Terry had followed me to San Marcos, Texas, arriving shortly after my 1984 departure for Santa Fe, after eight years living in and around the Texas Hill Country college town crossed by two rivers, the Blanco and the San Marcos. Terry got to know Doug Hudson and Joey Geaccone, and like so many, he fell in love with the music of the Beacon City Band.
The band recorded only one album, in 1981. The back cover photo was taken outside nearby Gruene Hall, the oldest dance hall in Texas, with the extended Beacon City Bunch of friends. I'm there in my shorts and running shoes (I was running 50 miles a week that summer) beside my first wife, Susan, who's about six months pregnant with our daughter, Darcy--the baby bump is visible.
Two years later, the Beacon City Band anchored a compilation album of San Marcos singer-songwriter music called" Texas Summer Nights," produced by BCB fan Tracie Ferguson.
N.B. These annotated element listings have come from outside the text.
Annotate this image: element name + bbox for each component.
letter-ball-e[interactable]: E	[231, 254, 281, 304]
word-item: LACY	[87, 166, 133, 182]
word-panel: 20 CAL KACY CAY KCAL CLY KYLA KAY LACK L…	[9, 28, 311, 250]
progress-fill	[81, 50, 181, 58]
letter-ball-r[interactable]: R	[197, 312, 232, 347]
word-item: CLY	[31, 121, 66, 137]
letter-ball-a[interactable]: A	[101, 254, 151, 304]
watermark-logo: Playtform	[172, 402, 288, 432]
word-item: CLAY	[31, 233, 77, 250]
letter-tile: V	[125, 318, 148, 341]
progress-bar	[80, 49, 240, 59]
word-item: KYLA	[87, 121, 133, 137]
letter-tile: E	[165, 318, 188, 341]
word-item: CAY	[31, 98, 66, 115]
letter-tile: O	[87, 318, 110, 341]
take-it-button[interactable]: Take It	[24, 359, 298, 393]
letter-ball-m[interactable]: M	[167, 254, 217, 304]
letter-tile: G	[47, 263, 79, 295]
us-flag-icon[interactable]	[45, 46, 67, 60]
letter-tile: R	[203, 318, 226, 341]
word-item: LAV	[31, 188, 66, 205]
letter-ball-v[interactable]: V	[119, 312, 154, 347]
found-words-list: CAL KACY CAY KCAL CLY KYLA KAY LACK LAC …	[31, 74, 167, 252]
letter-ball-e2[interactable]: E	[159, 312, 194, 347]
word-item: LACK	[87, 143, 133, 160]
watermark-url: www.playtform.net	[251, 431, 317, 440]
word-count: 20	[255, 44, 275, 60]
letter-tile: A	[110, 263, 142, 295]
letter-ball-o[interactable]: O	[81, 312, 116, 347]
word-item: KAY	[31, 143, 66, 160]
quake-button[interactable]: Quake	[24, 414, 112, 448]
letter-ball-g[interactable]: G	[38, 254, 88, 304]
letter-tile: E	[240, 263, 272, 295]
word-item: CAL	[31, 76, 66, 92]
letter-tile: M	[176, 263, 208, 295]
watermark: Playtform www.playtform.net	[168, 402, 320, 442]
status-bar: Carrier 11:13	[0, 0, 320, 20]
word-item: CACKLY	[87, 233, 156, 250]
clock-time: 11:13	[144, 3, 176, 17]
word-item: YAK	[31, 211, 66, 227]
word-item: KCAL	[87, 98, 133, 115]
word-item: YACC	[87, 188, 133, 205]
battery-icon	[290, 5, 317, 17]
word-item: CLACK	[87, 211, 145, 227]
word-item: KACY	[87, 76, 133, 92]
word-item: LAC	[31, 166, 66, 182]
When I prepared a CD with the BCB music for Terry, I made a second one for my friend Kate Rosa in Truckee, California. Kate and I co-wrote "Come and Go" thirty years ago in Sonoma County, and I wrote "More" and "Waiting for the Apple Trees" for her. (All three are available here and from digital music sources including iTunes, Amazon, CD Baby, Spotify, and the rest.) Kate continues to sing and play in the high Sierras, and I was confident that she'd enjoy the Beacon City Band.
She loved it. She wrote and wanted to learn more. I copied the album covers and labels and wrote her a long letter with details about the Beacon City Band. I also referred her to Ameripass: Aimless in America, my online memoir that includes extensive stories of the Beacon City Band and my San Marcos days. I sent all of this to her and, eventually, to Terry. Probably manufactured in a pressing of only 500 copies, this music has mostly disappeared with little trace; that's all there is on the Web, traces. In sharing the music and recollections with Terry and Kate, and with you here, I hope somehow, someday, that this extraordinary music and these extraordinary recordings will be revived and made available for all to enjoy.
This may sound fanciful, but my features about the Palisades Skateboard Team have led to an award-winning film and avid interest in the pre-Dogtown "Skateboarding's First Wave" of the 1960s. Many dozens of the LPs in my record collection are recordings originally made on 78rpm discs in the 1920s and 1930s, long out of print and as obscure as today's Beacon City Band recordings. Collectors passed around those rare 78s, which led to the recordings being reissued on modern records and, for those bluesmen still alive, second careers. Most of those recordings are now easily available on CDs and through digital downloads. "Beacon City Band" and "Texas Summer Nights" should be, too.